As part of this effort, in December 2021, CMS issued a request to the public for comments on how the agency could ‘Advance Equity and Reduce Disparities in Organ Transplantation.’
‘CMS is focused on identifying potential system-wide improvements that would increase organ donations, improve transplants, enhance the quality of care in dialysis facilities, increase access to dialysis services, and advance equity in organ donation and transplantation,’ the agency said at the time. ‘Black Americans are almost four times more likely, and Latinos are 1.3 times more likely, to have kidney failure compared to White Americans. Despite the higher risk, data shows that Black and Latino patients on dialysis are less likely to be placed on the transplant waitlist and have a lower likelihood of transplantation. Because of these stark inequities, CMS’ [Request For Information] asks the public for specific ideas on advancing equity within the organ transplantation system.’

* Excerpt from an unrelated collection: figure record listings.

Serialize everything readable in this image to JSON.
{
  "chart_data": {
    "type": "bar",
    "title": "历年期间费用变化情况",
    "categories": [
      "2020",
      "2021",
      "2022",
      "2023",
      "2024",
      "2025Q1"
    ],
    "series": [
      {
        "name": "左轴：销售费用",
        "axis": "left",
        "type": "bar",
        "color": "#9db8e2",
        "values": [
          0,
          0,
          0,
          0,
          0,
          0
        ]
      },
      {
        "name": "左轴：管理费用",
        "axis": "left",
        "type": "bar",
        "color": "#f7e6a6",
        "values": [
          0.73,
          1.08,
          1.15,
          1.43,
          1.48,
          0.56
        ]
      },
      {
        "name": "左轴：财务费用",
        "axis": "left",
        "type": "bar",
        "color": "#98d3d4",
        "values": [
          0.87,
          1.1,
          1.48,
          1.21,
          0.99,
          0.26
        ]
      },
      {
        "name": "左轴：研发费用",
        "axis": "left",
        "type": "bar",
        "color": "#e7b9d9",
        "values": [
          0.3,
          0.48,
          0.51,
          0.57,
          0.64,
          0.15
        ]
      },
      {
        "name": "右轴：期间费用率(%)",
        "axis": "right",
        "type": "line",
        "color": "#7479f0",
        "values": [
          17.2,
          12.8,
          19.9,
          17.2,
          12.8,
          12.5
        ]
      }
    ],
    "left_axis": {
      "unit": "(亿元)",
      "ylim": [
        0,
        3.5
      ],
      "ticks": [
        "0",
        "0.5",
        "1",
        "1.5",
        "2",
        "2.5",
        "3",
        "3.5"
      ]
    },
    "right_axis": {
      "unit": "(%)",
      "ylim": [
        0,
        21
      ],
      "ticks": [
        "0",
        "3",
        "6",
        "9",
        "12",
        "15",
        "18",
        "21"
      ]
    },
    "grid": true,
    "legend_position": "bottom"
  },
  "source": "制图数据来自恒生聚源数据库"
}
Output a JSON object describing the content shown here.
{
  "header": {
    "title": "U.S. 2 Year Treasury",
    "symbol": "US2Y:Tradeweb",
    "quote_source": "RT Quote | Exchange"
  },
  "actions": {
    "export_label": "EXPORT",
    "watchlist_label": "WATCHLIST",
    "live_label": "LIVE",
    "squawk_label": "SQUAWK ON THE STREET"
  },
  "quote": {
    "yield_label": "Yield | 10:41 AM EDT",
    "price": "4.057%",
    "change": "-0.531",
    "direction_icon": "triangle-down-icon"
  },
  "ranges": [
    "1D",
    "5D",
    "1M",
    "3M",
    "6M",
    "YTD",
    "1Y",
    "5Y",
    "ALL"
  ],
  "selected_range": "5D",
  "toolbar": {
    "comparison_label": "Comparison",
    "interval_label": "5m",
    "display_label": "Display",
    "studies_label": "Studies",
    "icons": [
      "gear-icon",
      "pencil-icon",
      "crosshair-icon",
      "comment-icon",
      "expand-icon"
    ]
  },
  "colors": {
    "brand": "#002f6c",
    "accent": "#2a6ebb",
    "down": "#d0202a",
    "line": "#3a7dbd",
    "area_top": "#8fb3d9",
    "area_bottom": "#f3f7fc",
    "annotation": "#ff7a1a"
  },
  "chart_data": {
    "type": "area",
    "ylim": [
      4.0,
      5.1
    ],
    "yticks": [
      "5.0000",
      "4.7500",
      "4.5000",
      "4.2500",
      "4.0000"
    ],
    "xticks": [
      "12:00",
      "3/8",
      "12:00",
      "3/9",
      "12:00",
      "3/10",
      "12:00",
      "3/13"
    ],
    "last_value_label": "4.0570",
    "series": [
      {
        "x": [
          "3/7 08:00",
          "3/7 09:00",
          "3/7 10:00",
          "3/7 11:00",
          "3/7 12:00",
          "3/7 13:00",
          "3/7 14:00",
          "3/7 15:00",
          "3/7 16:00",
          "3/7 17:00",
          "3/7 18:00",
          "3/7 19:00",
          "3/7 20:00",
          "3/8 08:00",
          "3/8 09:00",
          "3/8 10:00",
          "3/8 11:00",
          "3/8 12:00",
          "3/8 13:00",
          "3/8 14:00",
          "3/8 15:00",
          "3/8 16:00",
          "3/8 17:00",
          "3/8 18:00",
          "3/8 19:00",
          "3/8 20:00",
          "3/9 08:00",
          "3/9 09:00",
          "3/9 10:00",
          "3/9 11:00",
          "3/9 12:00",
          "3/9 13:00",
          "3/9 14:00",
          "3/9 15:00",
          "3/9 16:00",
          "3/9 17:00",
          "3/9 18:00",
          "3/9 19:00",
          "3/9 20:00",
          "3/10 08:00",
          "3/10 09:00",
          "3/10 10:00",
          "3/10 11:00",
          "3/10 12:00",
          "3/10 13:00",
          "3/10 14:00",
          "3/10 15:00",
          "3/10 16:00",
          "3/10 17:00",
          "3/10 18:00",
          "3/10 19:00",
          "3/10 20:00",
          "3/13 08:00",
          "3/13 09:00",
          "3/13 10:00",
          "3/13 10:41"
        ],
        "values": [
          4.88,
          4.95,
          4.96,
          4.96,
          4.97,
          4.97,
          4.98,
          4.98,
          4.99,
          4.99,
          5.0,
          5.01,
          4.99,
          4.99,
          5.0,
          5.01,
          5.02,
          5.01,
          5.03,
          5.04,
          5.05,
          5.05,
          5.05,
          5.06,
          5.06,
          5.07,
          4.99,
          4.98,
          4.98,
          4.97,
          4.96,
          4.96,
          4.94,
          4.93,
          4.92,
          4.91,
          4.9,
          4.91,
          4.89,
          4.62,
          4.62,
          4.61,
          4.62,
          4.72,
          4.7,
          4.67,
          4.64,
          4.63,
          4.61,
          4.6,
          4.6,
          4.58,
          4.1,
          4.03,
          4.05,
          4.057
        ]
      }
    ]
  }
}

Trump officials and allies, including AFL, have questioned the role outside groups played during the process of drafting the final IOTA Model rule, prompting AFL to file FOIA requests as part of a broader investigation into the new IOTA model and the Biden administration’s alleged push to infuse DEI into the nation’s organ transplant framework.
One example AFL has pointed to is a ‘modernization initiative’ for the national organ transplant system under the Biden administration, which included plans to strengthen ‘equity, and performance in the organ donation and transplantation system.’ The Biden admin also announced changes to the ‘labeling of race and ethnicity information for organ donors,’ on numerous data reports used by the Organ Procurement and Transplantation Network (OPTN).
The nation’s organ transplant system has also recently been targeted for prematurely initiating organ retrievals while patients were still alive, or improving. In July, HHS released a statement announcing an initiative to reform the Organ Procurement and Transplantation Network (OPTN), following a federal investigation that found ‘disturbing practices by a major organ procurement organization.’
AFL argues that the IOTA Model final rule, specifically, violates Title VI of the Civil Rights Act, Section 1557 of the Affordable Care Act, the equal protection clause, precedent established by the U.S. Supreme Court, and executive orders issued by President Donald Trump.
The lawfare group added that the rule also exceeds CMS’ statutory authority under the Social Security Act, and is ‘arbitrary and capricious’ under the Administrative Procedure Act.
‘The Biden Administration built this kidney transplant policy on the false premise that fairness requires discrimination,’ Redshaw said. ‘This rule treats race as a substitute for medical judgment, and it risks condemning patients to die on waitlists based on immutable traits instead of clinical need. Every American deserves equal treatment under the law, especially when life and death are at stake.’
HHS and CMS didn’t reply to Fox News Digital’s requests for comment on this story in time for publication.
Fox News Digital’s Breanne Deppisch, Melissa Rudy, and Angelica Stabile contributed to this report.